The general attitude of the practitioners towards each other, the expectations with which people go to a milonga largely determine the quality of everyone’s experience and progress. It is natural to want to dance with the best dancers available. As I have said, it creates a healthy competition that helps the general level of dancing improve. But a big mistake is to separate people into “good” and “bad” dancers and only want to dance with the “good”. Experienced dancers often fall into such counterproductive attitude. As a result, they begin complaining that there are not enough “good” people to dance with, and even stop coming to the milongas for that reason. Ironically, I have heard this complaint over and over again from both the men and the women in New York City! If the men think there are not enough good women, and the women think there are not enough good men, it can only mean one thing: many people think that they are much better than they really are. In order to keep enjoying the milongas, I have had to humble myself and learn how to dance well with many different people. I believe that the true skill of a tango dancer can be measured by how well he or she can dance with a beginner. For this reason, I often make it a point to dance with an inexperienced dancer. After that, an average dancer feels great! In addition, a beginner woman can sometimes have a great natural rhythm, untarnished by any artificial technique, and it is a pleasure and a thrill to be able to lead her easily into figures she has never done before.

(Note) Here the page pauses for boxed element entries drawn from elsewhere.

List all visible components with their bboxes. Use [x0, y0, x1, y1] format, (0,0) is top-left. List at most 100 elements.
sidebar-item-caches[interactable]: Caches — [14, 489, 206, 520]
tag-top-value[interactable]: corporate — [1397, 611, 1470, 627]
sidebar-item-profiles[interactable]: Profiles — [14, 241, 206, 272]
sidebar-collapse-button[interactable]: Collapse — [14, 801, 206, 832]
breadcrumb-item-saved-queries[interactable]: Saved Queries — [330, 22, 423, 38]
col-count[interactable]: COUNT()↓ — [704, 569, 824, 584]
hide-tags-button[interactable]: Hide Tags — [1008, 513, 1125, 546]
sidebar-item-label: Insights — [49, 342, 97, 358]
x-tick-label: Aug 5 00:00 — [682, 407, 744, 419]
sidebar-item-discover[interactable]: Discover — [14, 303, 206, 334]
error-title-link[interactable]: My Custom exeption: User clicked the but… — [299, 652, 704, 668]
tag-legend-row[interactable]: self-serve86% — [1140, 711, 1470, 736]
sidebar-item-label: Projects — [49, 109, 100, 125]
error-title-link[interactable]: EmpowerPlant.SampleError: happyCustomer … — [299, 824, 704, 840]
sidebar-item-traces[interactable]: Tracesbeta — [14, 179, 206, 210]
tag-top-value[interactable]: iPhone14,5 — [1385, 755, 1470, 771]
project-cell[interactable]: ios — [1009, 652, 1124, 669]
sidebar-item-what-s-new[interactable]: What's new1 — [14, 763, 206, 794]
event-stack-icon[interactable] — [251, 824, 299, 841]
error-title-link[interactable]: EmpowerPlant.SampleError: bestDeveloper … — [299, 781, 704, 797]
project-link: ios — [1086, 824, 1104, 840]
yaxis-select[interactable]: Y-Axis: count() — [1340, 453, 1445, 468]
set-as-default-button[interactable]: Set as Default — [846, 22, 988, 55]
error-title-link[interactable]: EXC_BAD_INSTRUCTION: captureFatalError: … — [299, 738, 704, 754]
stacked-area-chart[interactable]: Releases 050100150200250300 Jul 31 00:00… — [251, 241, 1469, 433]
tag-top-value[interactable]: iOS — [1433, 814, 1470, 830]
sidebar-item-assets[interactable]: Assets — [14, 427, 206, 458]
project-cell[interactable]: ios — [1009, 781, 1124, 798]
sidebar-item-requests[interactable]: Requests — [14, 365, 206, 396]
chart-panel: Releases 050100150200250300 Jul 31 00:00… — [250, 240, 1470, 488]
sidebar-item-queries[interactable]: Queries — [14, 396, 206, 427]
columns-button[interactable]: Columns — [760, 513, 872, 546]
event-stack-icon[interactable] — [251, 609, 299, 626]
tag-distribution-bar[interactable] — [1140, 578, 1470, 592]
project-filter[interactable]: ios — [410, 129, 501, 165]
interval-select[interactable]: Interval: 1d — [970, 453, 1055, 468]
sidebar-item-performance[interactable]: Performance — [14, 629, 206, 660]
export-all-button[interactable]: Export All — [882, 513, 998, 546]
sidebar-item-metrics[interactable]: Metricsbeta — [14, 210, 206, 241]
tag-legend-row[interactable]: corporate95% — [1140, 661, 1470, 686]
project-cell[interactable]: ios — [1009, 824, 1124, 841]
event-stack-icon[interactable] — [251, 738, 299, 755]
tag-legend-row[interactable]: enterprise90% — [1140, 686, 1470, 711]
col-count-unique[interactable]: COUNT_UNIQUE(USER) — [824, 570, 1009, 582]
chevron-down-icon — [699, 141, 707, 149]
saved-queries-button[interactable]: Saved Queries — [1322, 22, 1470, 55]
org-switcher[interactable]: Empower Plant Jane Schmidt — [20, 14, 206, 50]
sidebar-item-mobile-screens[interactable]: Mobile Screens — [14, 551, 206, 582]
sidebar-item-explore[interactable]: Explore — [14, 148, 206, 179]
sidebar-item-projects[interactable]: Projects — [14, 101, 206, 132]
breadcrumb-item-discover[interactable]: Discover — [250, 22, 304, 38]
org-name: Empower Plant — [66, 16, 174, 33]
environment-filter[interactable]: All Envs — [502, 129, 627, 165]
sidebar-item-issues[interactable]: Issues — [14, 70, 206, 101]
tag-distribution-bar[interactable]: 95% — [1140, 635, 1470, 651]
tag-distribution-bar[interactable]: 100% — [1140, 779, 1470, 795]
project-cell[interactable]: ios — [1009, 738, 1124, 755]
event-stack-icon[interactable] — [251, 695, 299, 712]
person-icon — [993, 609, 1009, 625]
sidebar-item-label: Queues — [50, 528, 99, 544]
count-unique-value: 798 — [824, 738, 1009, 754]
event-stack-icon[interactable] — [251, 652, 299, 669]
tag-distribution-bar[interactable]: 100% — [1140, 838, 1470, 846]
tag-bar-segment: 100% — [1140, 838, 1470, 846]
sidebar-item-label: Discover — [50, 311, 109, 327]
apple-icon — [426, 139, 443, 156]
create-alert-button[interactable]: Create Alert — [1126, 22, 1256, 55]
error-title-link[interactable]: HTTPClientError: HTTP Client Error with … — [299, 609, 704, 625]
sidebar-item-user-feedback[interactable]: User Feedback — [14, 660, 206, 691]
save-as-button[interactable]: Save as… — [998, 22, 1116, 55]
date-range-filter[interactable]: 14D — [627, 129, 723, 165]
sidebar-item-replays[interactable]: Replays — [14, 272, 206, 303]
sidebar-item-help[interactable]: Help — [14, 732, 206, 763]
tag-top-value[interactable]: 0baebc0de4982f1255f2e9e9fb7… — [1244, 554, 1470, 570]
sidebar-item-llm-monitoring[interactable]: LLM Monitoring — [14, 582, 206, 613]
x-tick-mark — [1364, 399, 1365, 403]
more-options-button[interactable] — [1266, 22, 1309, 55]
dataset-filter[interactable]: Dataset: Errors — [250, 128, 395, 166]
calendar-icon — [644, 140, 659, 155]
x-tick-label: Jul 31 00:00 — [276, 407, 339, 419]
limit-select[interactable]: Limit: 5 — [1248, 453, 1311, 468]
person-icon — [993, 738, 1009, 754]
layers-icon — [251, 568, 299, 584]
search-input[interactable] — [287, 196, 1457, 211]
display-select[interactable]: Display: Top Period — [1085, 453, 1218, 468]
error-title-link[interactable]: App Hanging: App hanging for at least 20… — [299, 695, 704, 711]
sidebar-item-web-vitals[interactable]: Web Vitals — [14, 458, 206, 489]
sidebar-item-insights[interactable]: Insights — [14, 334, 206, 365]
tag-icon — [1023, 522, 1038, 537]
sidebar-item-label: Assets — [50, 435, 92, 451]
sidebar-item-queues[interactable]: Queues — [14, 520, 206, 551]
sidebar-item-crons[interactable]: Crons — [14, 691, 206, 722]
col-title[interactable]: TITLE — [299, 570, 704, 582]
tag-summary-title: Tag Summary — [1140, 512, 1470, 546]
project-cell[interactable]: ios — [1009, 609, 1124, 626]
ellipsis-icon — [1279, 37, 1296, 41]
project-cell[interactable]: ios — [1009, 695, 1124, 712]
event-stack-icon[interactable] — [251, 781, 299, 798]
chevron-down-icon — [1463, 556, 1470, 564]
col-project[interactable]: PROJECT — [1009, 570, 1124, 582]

For both men and women, it is no sin to want to dance with the best – but the best of whoever is present! If not enough “good” people seem to be at hand, one should take personal responsibility for that fact: either one has not been able to make them want to come back, or one has not done enough to create good dancers, or (which is most likely) one has not yet reached a good enough level at which one no longer needs an extraordinary dancer in order to enjoy the experience. If good dancers are present, but do not seem to want to dance with you, that can only mean that you are not good enough yet. This, in my opinion, is a healthier attitude, which leads more directly to everyone’s enjoyment and improvement. People to whom such philosophy does not make sense should probably find a steady partner to dance with.



I have tried to describe some principles which, in my opinion, allow for the most unhindered practice of tango dancing. Most of them are fairly simple considerations, easy to put into practice. However, it is above all one’s fundamental attitude that makes or breaks one’s practice and sometimes the practice of others around him. If one sees tango as light entertainment, or just an excuse to socialize, one will probably not care to follow any rules or principles, or consider what the most appropriate conduct at a milonga would be. But if one sees it as a serious art form, one naturally tends to such behavior that lets this collective practice function well, and hopefully fulfill its potential as a meaningful ritual and a culturally significant artistic pursuit.